Traveling with chronic Illness: Stories explore the ups and downs

It’s a pleasure to have four of my stories published over the past few months in three different anthologies. Each story, in its own way, explores the theme of traveling with chronic illness. That’s something I think about often as a stroke survivor and autoimmune patient chained to a steady diet of blood thinners to prevent another stroke.

I was the unlikeliest adventure traveler, having no real experience – and zero physical aptitude – for Indiana Jones style adventuring. All I had was heart, a taste for adventure, and a desire to see the world.  The stories tell what happened then.

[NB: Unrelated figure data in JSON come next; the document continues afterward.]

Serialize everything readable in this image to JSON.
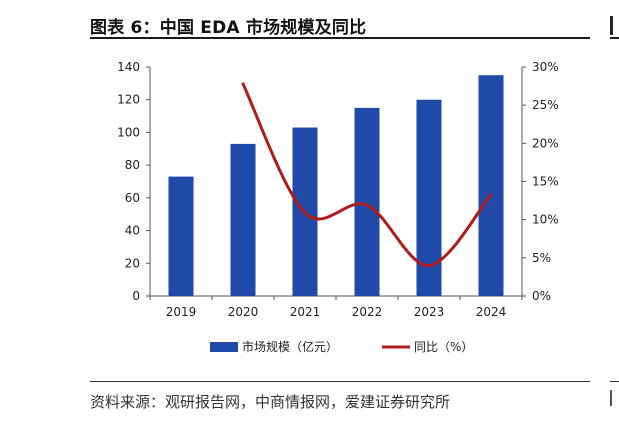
{
  "figure": {
    "title": "图表 6：中国 EDA 市场规模及同比",
    "source": "资料来源：观研报告网，中商情报网，爱建证券研究所"
  },
  "colors": {
    "bar": "#1f4aa8",
    "line": "#b01c1c",
    "axis": "#555555"
  },
  "chart_data": {
    "type": "bar",
    "categories": [
      "2019",
      "2020",
      "2021",
      "2022",
      "2023",
      "2024"
    ],
    "series": [
      {
        "name": "市场规模（亿元）",
        "type": "bar",
        "axis": "left",
        "values": [
          73,
          93,
          103,
          115,
          120,
          135
        ]
      },
      {
        "name": "同比（%）",
        "type": "line",
        "axis": "right",
        "values": [
          null,
          27.8,
          10.9,
          11.9,
          4.0,
          13.3
        ]
      }
    ],
    "y_left": {
      "min": 0,
      "max": 140,
      "step": 20,
      "ticks": [
        "0",
        "20",
        "40",
        "60",
        "80",
        "100",
        "120",
        "140"
      ]
    },
    "y_right": {
      "min": 0,
      "max": 30,
      "step": 5,
      "ticks": [
        "0%",
        "5%",
        "10%",
        "15%",
        "20%",
        "25%",
        "30%"
      ]
    },
    "grid": false,
    "legend": "bottom-center"
  }
}
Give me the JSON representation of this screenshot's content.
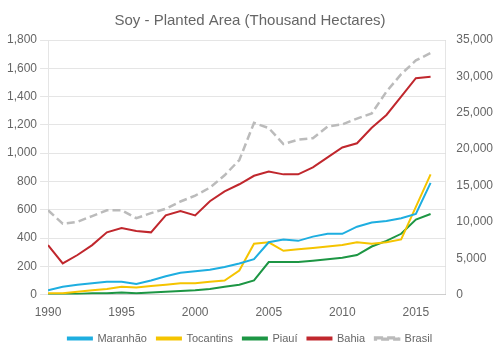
{
  "chart_data": {
    "type": "line",
    "title": "Soy - Planted Area (Thousand Hectares)",
    "x": [
      1990,
      1991,
      1992,
      1993,
      1994,
      1995,
      1996,
      1997,
      1998,
      1999,
      2000,
      2001,
      2002,
      2003,
      2004,
      2005,
      2006,
      2007,
      2008,
      2009,
      2010,
      2011,
      2012,
      2013,
      2014,
      2015,
      2016
    ],
    "series": [
      {
        "name": "Maranhão",
        "color": "#1EAEE0",
        "values": [
          30,
          55,
          70,
          80,
          90,
          90,
          75,
          100,
          130,
          155,
          165,
          175,
          195,
          220,
          250,
          370,
          390,
          380,
          410,
          430,
          430,
          480,
          510,
          520,
          540,
          570,
          790
        ]
      },
      {
        "name": "Tocantins",
        "color": "#F5C400",
        "values": [
          10,
          10,
          20,
          30,
          40,
          55,
          50,
          60,
          70,
          80,
          80,
          90,
          100,
          170,
          360,
          370,
          310,
          320,
          330,
          340,
          350,
          370,
          360,
          370,
          390,
          620,
          850
        ]
      },
      {
        "name": "Piauí",
        "color": "#1D9644",
        "values": [
          5,
          5,
          5,
          10,
          10,
          15,
          10,
          15,
          20,
          25,
          30,
          40,
          55,
          70,
          100,
          230,
          230,
          230,
          240,
          250,
          260,
          280,
          340,
          380,
          430,
          530,
          570
        ]
      },
      {
        "name": "Bahia",
        "color": "#C0272D",
        "values": [
          350,
          220,
          280,
          350,
          440,
          470,
          450,
          440,
          560,
          590,
          560,
          660,
          730,
          780,
          840,
          870,
          850,
          850,
          900,
          970,
          1040,
          1070,
          1180,
          1270,
          1400,
          1530,
          1540
        ]
      },
      {
        "name": "Brasil",
        "color": "#BBBBBB",
        "axis": "y2",
        "line_style": "dashed",
        "values": [
          11600,
          9750,
          10000,
          10800,
          11600,
          11600,
          10500,
          11200,
          11800,
          12800,
          13600,
          14700,
          16400,
          18500,
          23600,
          22900,
          20700,
          21300,
          21500,
          23100,
          23400,
          24200,
          24900,
          27900,
          30300,
          32200,
          33200
        ]
      }
    ],
    "xlim": [
      1990,
      2017
    ],
    "xticks": [
      1990,
      1995,
      2000,
      2005,
      2010,
      2015
    ],
    "ylim": [
      0,
      1800
    ],
    "yticks": [
      0,
      200,
      400,
      600,
      800,
      {
        "value": 1000,
        "label": "1,000"
      },
      {
        "value": 1200,
        "label": "1,200"
      },
      {
        "value": 1400,
        "label": "1,400"
      },
      {
        "value": 1600,
        "label": "1,600"
      },
      {
        "value": 1800,
        "label": "1,800"
      }
    ],
    "y2lim": [
      0,
      35000
    ],
    "y2ticks": [
      0,
      {
        "value": 5000,
        "label": "5,000"
      },
      {
        "value": 10000,
        "label": "10,000"
      },
      {
        "value": 15000,
        "label": "15,000"
      },
      {
        "value": 20000,
        "label": "20,000"
      },
      {
        "value": 25000,
        "label": "25,000"
      },
      {
        "value": 30000,
        "label": "30,000"
      },
      {
        "value": 35000,
        "label": "35,000"
      }
    ],
    "grid": true,
    "legend": "bottom"
  }
}
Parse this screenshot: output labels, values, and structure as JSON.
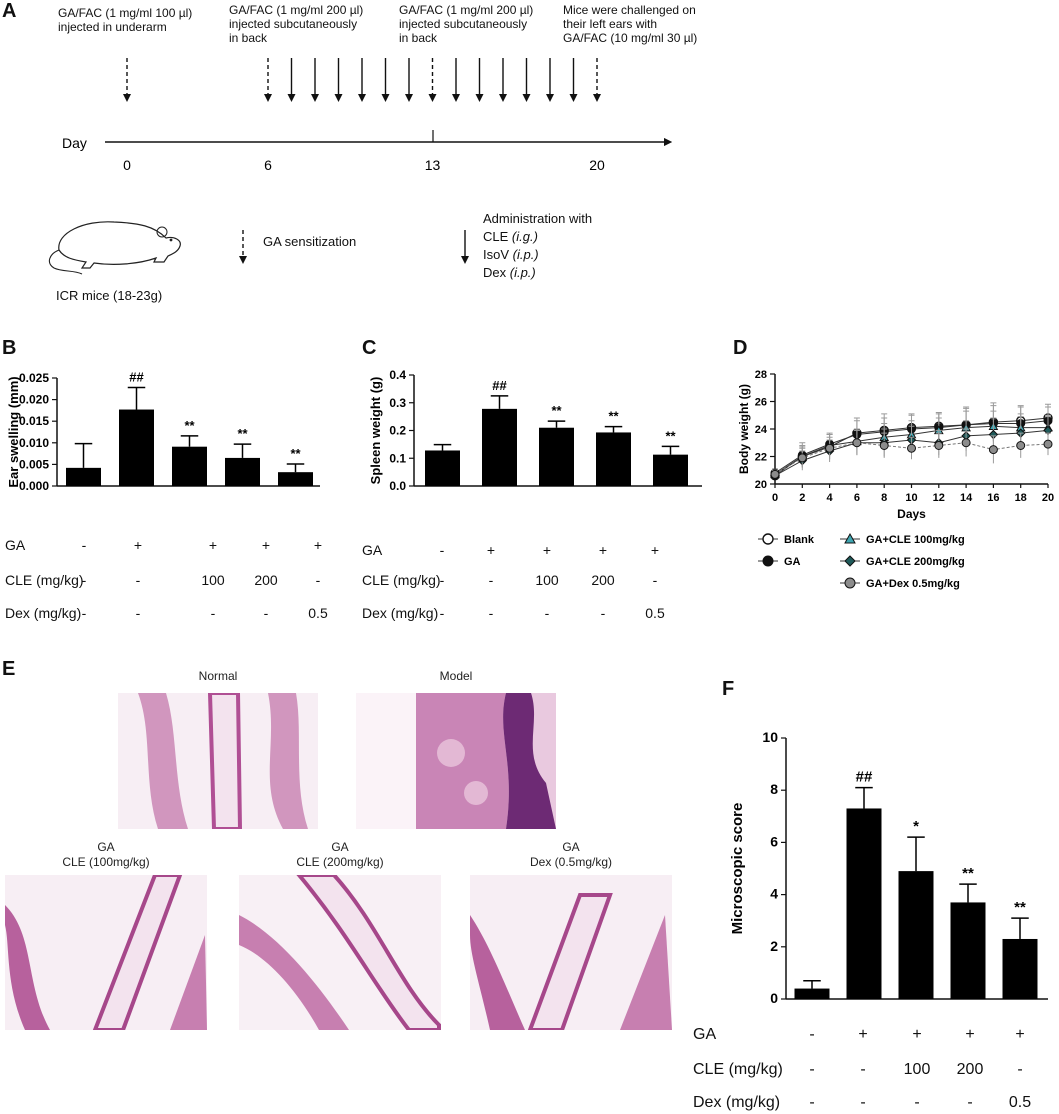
{
  "panels": {
    "A": "A",
    "B": "B",
    "C": "C",
    "D": "D",
    "E": "E",
    "F": "F"
  },
  "timeline": {
    "day_label": "Day",
    "days": [
      {
        "label": "0",
        "day": 0
      },
      {
        "label": "6",
        "day": 6
      },
      {
        "label": "13",
        "day": 13
      },
      {
        "label": "20",
        "day": 20
      }
    ],
    "notes": [
      "GA/FAC  (1 mg/ml 100 µl)\ninjected in underarm",
      "GA/FAC (1 mg/ml 200 µl)\ninjected subcutaneously\nin back",
      "GA/FAC (1 mg/ml 200 µl)\ninjected subcutaneously\nin back",
      "Mice were challenged  on\ntheir left ears with\nGA/FAC  (10 mg/ml  30 µl)"
    ],
    "sensitization_days": [
      0,
      6,
      13,
      20
    ],
    "administration_days": [
      7,
      8,
      9,
      10,
      11,
      12,
      14,
      15,
      16,
      17,
      18,
      19
    ],
    "mouse_label": "ICR mice (18-23g)",
    "legend_sensitization": "GA sensitization",
    "legend_admin_title": "Administration with",
    "legend_admin_items": [
      {
        "name": "CLE",
        "route": "(i.g.)"
      },
      {
        "name": "IsoV",
        "route": "(i.p.)"
      },
      {
        "name": "Dex",
        "route": "(i.p.)"
      }
    ]
  },
  "conditions": {
    "row_labels": [
      "GA",
      "CLE (mg/kg)",
      "Dex (mg/kg)"
    ],
    "ga": [
      "-",
      "+",
      "+",
      "+",
      "+"
    ],
    "cle": [
      "-",
      "-",
      "100",
      "200",
      "-"
    ],
    "dex": [
      "-",
      "-",
      "-",
      "-",
      "0.5"
    ]
  },
  "chart_data": [
    {
      "panel": "B",
      "type": "bar",
      "ylabel": "Ear swelling (mm)",
      "ylim": [
        0,
        0.025
      ],
      "yticks": [
        "0.000",
        "0.005",
        "0.010",
        "0.015",
        "0.020",
        "0.025"
      ],
      "values": [
        0.0042,
        0.0177,
        0.0091,
        0.0065,
        0.0032
      ],
      "errors": [
        0.0056,
        0.0051,
        0.0025,
        0.0032,
        0.0019
      ],
      "annotations": [
        "",
        "##",
        "**",
        "**",
        "**"
      ]
    },
    {
      "panel": "C",
      "type": "bar",
      "ylabel": "Spleen weight (g)",
      "ylim": [
        0,
        0.4
      ],
      "yticks": [
        "0.0",
        "0.1",
        "0.2",
        "0.3",
        "0.4"
      ],
      "values": [
        0.128,
        0.278,
        0.21,
        0.193,
        0.113
      ],
      "errors": [
        0.021,
        0.047,
        0.024,
        0.021,
        0.03
      ],
      "annotations": [
        "",
        "##",
        "**",
        "**",
        "**"
      ]
    },
    {
      "panel": "D",
      "type": "line",
      "xlabel": "Days",
      "ylabel": "Body weight (g)",
      "xlim": [
        0,
        20
      ],
      "ylim": [
        20,
        28
      ],
      "x": [
        0,
        2,
        4,
        6,
        8,
        10,
        12,
        14,
        16,
        18,
        20
      ],
      "yticks": [
        "20",
        "22",
        "24",
        "26",
        "28"
      ],
      "series": [
        {
          "name": "Blank",
          "marker": "circle-open",
          "color": "#ffffff",
          "values": [
            20.6,
            22.0,
            22.7,
            23.7,
            23.9,
            24.1,
            24.2,
            24.3,
            24.5,
            24.6,
            24.8
          ],
          "errors": [
            0.3,
            0.8,
            0.9,
            1.1,
            1.2,
            1.0,
            0.9,
            1.2,
            1.4,
            1.1,
            1.0
          ]
        },
        {
          "name": "GA",
          "marker": "circle-filled",
          "color": "#111111",
          "values": [
            20.8,
            22.1,
            22.9,
            23.6,
            23.8,
            24.0,
            24.1,
            24.3,
            24.4,
            24.4,
            24.6
          ],
          "errors": [
            0.3,
            0.9,
            0.8,
            1.0,
            1.0,
            1.0,
            1.1,
            1.3,
            1.3,
            1.2,
            1.0
          ]
        },
        {
          "name": "GA+CLE 100mg/kg",
          "marker": "triangle",
          "color": "#3ea6b2",
          "values": [
            20.7,
            22.0,
            22.8,
            23.1,
            23.4,
            23.6,
            23.9,
            24.1,
            24.2,
            24.1,
            24.1
          ],
          "errors": [
            0.3,
            0.7,
            0.8,
            0.9,
            1.0,
            1.0,
            0.9,
            1.2,
            1.1,
            1.0,
            0.9
          ]
        },
        {
          "name": "GA+CLE 200mg/kg",
          "marker": "diamond",
          "color": "#1f5a5a",
          "values": [
            20.6,
            21.7,
            22.4,
            23.0,
            23.0,
            23.2,
            23.0,
            23.5,
            23.6,
            23.7,
            23.9
          ],
          "errors": [
            0.3,
            0.7,
            0.8,
            0.9,
            1.0,
            1.0,
            0.9,
            1.1,
            1.2,
            1.2,
            1.0
          ]
        },
        {
          "name": "GA+Dex 0.5mg/kg",
          "marker": "circle-gray",
          "color": "#8c8c8c",
          "values": [
            20.7,
            21.9,
            22.6,
            23.0,
            22.8,
            22.6,
            22.8,
            23.0,
            22.5,
            22.8,
            22.9
          ],
          "errors": [
            0.3,
            0.7,
            0.8,
            0.9,
            0.9,
            0.8,
            0.9,
            1.0,
            1.0,
            0.9,
            0.8
          ]
        }
      ]
    },
    {
      "panel": "F",
      "type": "bar",
      "ylabel": "Microscopic score",
      "ylim": [
        0,
        10
      ],
      "yticks": [
        "0",
        "2",
        "4",
        "6",
        "8",
        "10"
      ],
      "values": [
        0.4,
        7.3,
        4.9,
        3.7,
        2.3
      ],
      "errors": [
        0.3,
        0.8,
        1.3,
        0.7,
        0.8
      ],
      "annotations": [
        "",
        "##",
        "*",
        "**",
        "**"
      ]
    }
  ],
  "histology": [
    {
      "caption": "Normal"
    },
    {
      "caption": "Model"
    },
    {
      "caption": "GA\nCLE (100mg/kg)"
    },
    {
      "caption": "GA\nCLE (200mg/kg)"
    },
    {
      "caption": "GA\nDex (0.5mg/kg)"
    }
  ]
}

Here’s where you can find them:

  • “Bali Shadows” and “Authentication Failed” appear in the travel anthology Wandering in Bali: A Tropical Paradise Discovered
  • “Toboggans and Bouzouki Music” appears in the juried anthology Travel Stories from Around the Globe by Bay Area Travel Writers
  • “Why I Still Travel to the Wild” appears in the anthology Chicken Soup for the Soul: Find Your Happiness, 101 Stories about Finding Your Purpose, Passion, and Joy

Here’s a link to purchase the books: http://bit.ly/Nj0fAF

And here are a few excerpts:

“Having flunked jump rope in seventh grade, having washed out of college PE, no one–least of all me–could have predicted that I’d marry an intrepid adventure traveler and follow him on wild jungle treks across crocodile infested rivers … I was new to exotic travel, tentatively following (my husband) Jack’s lead. In the years since, Jack and I had slogged through jungles and deserts on six continents. We’d tracked leopards in Botswana and grizzlies in Alaska. Bali would be an easy trip down memory lane. Now, my only fear was for my health.”

(Excerpt from “Bali Shadows”)

“I was different now: I’d had a stroke at forty-eight, a cataclysm that left me unemployed, memory-challenged, dependent on scary-high levels of blood-thinner, particularly vulnerable wherever medical care was thin.”

(Excerpt from “Why I Still Travel to the Wild”)

“When I talked about starting to travel again travel–especially to the adventure destinations Jack and I loved–my doctors cautioned me sternly: get plenty of rest, take it easy, avoid overheating, avoid dehydration, infection, accidents and, above all, never, ever hit my head. Adventure travel in my state of health, they seemed to imply, was like a 15-year-old with a learner’s permit competing in the Indy 500.

(Excerpt from “Toboggans and Bouzouki Music”)

Have you ever had qualms about traveling with a chronic illness?